A.V. Arno
A.V. Arno

Reputation: 563

How can I flatten double arrays in mongoDB?

Some fields in my mongoDB documents look like this:

{
...
Countries: [["Spain", "France"]]
...
}

Or this:

{
...
Countries: [["Spain"],["Russia", "Egypt"]]
...
}

What I want to do is to turn [["Spain", "France"]] into ["Spain", "France"] and [["Spain"],["Russia", "Egypt"]] into ["Spain", "Russia", "Egypt"], similar to using the flatten method in Ruby.

Is there a way to flatten arrays in mongoDB? I need to flatten arrays in all documents in entire collection, not just a single doc, if that matters, also, the values and their quantity in arrays varies between documents.

I am also using Ruby as a driver for mongo, so a method using a Ruby driver would be also useful to me.

Upvotes: 14

Views: 13123

Answers (5)

Vincent Couturier
Vincent Couturier

Reputation: 526

since the version 5 of }, we have an alternative using the $function operator like this:

db.collection.aggregate([
   {
      $addFields: { 
        Countries: {
          $function: {
            body: function(items) {
              return [].concat(...items)
            },
            args: [ "$Countries" ],
            lang: "js"
          }
       }
     }
   }
])

the ideal solution would be to be able to use $concatArrays but unfortunately this operator is not able to take into account an array field (at the time of this writing).

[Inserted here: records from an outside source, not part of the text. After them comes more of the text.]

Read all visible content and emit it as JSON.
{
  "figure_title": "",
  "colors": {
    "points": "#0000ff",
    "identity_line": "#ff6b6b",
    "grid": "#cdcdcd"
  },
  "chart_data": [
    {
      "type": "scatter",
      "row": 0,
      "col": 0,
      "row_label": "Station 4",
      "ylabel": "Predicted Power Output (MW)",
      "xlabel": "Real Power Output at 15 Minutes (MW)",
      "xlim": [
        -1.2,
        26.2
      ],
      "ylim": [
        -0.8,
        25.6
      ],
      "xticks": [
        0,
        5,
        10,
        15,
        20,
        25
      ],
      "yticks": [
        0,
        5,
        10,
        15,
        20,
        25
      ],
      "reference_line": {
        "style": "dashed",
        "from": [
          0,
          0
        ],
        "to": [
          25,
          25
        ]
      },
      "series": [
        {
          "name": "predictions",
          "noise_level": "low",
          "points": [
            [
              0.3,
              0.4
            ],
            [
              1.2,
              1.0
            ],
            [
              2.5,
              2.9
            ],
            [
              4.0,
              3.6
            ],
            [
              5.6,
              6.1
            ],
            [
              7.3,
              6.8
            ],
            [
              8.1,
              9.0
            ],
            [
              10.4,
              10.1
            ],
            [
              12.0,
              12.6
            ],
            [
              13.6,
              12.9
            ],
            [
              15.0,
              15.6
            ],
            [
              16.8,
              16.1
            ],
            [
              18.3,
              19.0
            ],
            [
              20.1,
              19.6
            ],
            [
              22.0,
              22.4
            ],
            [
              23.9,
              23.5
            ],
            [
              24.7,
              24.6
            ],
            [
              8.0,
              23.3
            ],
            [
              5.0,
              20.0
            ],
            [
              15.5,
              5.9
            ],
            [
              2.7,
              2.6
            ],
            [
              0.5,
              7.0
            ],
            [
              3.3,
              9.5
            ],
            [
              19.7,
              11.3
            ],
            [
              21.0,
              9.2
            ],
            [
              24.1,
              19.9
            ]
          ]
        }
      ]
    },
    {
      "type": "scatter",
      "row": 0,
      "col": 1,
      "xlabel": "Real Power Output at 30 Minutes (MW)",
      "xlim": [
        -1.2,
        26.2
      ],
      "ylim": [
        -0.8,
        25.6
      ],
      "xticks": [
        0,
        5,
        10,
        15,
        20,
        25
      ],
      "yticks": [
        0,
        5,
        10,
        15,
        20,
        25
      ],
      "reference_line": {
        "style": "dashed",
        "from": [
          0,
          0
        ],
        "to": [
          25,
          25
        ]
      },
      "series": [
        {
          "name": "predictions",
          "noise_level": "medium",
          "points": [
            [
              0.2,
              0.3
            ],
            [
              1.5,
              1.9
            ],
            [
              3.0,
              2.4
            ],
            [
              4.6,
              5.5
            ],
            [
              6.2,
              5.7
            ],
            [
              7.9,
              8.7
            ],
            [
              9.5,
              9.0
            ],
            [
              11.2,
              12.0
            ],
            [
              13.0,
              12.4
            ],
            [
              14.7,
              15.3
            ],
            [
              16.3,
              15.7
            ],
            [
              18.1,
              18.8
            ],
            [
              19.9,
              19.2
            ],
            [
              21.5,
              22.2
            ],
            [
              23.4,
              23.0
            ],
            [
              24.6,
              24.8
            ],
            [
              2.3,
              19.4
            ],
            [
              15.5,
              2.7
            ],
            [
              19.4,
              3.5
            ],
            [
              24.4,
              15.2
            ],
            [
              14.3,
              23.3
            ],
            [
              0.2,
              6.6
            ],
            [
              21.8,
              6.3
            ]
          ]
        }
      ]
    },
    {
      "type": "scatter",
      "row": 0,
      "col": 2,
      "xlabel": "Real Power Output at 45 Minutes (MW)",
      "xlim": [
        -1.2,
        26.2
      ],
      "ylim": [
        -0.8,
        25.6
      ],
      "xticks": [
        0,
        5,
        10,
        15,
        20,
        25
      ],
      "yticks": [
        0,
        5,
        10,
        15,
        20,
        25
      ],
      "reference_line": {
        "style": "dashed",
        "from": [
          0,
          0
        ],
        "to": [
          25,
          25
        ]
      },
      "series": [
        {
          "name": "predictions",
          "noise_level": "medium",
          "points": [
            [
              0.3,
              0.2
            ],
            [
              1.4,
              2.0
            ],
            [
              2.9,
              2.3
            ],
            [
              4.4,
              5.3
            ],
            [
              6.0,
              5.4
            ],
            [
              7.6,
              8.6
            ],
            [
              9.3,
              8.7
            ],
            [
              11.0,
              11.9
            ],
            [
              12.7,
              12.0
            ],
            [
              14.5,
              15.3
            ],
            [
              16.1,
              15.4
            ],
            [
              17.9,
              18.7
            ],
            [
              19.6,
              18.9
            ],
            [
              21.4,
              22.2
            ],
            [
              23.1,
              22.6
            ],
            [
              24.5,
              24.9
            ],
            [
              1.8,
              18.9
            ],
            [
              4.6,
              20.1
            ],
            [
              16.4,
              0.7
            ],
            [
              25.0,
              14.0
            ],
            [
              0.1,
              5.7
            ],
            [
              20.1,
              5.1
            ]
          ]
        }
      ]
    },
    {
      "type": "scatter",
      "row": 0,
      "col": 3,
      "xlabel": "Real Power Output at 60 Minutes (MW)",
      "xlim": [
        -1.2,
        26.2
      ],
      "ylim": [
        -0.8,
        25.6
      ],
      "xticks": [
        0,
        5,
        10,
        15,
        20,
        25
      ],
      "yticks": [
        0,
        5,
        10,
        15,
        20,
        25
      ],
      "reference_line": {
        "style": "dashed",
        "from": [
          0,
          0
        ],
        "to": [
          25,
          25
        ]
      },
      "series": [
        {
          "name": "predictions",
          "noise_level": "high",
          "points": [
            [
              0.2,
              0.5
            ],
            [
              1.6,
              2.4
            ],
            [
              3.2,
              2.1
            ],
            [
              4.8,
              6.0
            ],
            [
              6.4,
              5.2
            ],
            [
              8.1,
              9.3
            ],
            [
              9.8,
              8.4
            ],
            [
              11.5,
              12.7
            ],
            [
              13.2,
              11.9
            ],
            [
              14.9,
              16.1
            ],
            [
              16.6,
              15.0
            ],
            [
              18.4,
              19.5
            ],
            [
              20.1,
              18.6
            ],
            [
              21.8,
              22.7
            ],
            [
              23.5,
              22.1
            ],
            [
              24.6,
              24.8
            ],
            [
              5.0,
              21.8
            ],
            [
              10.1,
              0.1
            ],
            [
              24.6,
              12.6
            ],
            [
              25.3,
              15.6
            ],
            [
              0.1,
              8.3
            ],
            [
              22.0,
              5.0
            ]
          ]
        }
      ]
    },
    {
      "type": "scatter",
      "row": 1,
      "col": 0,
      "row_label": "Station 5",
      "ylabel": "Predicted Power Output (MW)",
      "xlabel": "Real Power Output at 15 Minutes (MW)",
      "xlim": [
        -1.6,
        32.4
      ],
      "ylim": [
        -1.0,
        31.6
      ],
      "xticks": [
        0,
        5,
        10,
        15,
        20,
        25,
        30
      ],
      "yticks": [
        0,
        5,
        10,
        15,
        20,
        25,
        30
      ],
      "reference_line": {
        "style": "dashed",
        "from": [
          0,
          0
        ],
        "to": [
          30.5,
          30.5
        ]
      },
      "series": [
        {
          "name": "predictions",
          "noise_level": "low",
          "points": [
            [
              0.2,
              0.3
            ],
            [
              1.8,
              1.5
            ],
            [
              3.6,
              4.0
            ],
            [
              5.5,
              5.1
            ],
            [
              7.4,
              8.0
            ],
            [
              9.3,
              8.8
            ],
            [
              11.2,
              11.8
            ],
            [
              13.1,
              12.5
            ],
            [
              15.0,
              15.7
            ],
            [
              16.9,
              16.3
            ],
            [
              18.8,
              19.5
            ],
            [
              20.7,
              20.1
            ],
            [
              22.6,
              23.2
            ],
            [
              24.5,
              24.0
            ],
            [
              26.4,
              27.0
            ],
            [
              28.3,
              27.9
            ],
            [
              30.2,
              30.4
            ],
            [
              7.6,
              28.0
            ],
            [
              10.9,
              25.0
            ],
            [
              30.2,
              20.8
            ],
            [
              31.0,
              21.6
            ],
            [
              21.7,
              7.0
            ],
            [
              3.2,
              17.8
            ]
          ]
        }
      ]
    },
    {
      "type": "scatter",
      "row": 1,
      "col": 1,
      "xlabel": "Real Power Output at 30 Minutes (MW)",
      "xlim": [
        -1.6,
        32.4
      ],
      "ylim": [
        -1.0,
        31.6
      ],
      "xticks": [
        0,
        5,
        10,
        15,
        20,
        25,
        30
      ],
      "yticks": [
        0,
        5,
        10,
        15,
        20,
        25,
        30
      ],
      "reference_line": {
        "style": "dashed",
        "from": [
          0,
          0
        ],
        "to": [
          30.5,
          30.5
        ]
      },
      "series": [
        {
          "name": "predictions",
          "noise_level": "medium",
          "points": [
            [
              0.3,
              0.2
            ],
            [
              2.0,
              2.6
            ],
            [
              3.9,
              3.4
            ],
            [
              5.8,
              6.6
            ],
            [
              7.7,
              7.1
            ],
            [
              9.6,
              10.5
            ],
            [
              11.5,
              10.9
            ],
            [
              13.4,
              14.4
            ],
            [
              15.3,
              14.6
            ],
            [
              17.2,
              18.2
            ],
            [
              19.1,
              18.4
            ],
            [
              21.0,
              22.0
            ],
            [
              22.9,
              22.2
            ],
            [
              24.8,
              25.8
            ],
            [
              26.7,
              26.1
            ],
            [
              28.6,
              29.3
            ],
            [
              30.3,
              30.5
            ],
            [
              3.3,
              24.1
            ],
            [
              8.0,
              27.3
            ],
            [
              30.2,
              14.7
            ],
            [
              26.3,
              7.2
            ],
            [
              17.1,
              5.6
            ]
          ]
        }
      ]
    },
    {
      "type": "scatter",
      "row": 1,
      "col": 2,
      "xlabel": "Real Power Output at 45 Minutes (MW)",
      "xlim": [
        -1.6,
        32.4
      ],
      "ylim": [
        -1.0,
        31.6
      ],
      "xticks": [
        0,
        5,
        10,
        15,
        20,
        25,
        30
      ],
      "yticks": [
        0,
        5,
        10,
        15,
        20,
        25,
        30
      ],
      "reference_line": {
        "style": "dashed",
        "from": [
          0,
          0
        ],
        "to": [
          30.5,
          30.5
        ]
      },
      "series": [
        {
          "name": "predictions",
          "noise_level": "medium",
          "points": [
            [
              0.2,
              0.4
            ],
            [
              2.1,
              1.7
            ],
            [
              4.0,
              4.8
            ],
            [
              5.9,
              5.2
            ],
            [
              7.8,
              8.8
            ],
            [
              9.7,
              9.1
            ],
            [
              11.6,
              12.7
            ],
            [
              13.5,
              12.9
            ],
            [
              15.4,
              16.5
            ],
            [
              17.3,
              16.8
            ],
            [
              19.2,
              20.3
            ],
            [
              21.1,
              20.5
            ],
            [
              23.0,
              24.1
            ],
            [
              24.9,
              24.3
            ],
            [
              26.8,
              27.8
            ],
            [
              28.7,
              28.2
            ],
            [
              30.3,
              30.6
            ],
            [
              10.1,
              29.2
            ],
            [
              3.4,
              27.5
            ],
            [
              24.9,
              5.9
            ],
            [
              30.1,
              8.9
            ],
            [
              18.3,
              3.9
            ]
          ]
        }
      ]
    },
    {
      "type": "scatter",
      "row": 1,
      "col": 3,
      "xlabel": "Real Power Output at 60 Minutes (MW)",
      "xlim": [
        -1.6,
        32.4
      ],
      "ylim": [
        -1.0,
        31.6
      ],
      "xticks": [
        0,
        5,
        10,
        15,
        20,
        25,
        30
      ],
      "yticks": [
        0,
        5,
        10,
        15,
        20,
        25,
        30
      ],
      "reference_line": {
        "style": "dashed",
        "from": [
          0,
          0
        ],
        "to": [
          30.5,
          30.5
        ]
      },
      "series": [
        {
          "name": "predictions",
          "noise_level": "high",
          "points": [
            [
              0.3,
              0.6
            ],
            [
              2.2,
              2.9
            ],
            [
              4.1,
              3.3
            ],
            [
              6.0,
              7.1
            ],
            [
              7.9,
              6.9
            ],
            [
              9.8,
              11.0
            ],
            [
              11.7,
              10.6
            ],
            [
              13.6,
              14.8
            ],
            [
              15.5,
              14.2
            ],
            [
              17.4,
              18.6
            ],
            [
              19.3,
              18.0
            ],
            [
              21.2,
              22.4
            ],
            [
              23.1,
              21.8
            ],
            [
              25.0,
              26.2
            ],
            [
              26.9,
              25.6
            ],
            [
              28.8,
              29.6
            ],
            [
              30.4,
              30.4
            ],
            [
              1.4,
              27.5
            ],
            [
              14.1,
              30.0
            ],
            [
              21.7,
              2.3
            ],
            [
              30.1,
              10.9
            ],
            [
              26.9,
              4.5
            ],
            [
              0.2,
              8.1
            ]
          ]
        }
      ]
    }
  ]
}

There's a ticket in the mongodb backlog about this limitation on array fields : https://jira.mongodb.org/browse/SERVER-31991 . If you are interested by the flexibility brought by this enhancement please vote. This ticket has been here since 2019 so it seems to need help to be prioritized ;-)

Upvotes: 0

Matt Lo
Matt Lo

Reputation: 5741

In Mongo 3.4+ you can use $reduce to flatten 2d arrays.

db.collection.aggregate(
  [
    {
      $project: {
        "countries": {
          $reduce: {
            input: '$Countries',
            initialValue: [],
            in: {$concatArrays: ['$$value', '$$this']}
          }
        }
      }
    }
  ]
)

Docs: https://docs.mongodb.com/manual/reference/operator/aggregation/reduce/

Upvotes: 24

BatScream
BatScream

Reputation: 19700

You need perform an aggregation operation with two unwind stages and a single group stage. The basic rule being you unwind as many times as the level of nest depth. Here the level of nesting is 2, so we unwind two times.

 collection.aggregate([
 {$unwind => "$Countries"},
 {$unwind => "$Countries"},
 {$group => {"_id":"$_id","Countries":{$push => "$Countries"}}}
 ])

The first $unwind stage produces the result:

{
        "_id" : ObjectId("54a32e0fc2eaf05fc77a5ea4"),
        "Countries" : [
                "Spain",
                "France"
        ]
}
{
        "_id" : ObjectId("54a32e4ec2eaf05fc77a5ea5"),
        "Countries" : [
                "Spain"
        ]
}
{
        "_id" : ObjectId("54a32e4ec2eaf05fc77a5ea5"),
        "Countries" : [
                "Russia",
                "Egypt"
        ]
}

The second $unwind stage further flattens the Countries array:

{ "_id" : ObjectId("54a32e0fc2eaf05fc77a5ea4"), "Countries" : "Spain" }
{ "_id" : ObjectId("54a32e0fc2eaf05fc77a5ea4"), "Countries" : "France" }
{ "_id" : ObjectId("54a32e4ec2eaf05fc77a5ea5"), "Countries" : "Spain" }
{ "_id" : ObjectId("54a32e4ec2eaf05fc77a5ea5"), "Countries" : "Russia" }
{ "_id" : ObjectId("54a32e4ec2eaf05fc77a5ea5"), "Countries" : "Egypt" }

Now the final $group stage groups the records based on the _id,and accumulates the country names in a single array.

{
        "_id" : ObjectId("54a32e4ec2eaf05fc77a5ea5"),
        "Countries" : [
                "Spain",
                "Russia",
                "Egypt"
        ]
}
{
        "_id" : ObjectId("54a32e0fc2eaf05fc77a5ea4"),
        "Countries" : [
                "Spain",
                "France"
        ]
}

If you wish to keep other fields in the document then you need to explicitly specify the names of the fields other than the country field,(field1,field2,etc..), using the $first operator. You can write/overwrite a collection by specifying the name of the collection in the $out stage.

collection.aggregate([
 {$unwind => "$Countries"},
 {$unwind => "$Countries"},
 {$group => {"_id":"$_id","Countries":{$push => "$Countries"},
             "field1":{$first => "$field1"}}},
 {$out => "collection"}
 ])

You need to explicitly specify the fields so that you don't get a redundant Countries field.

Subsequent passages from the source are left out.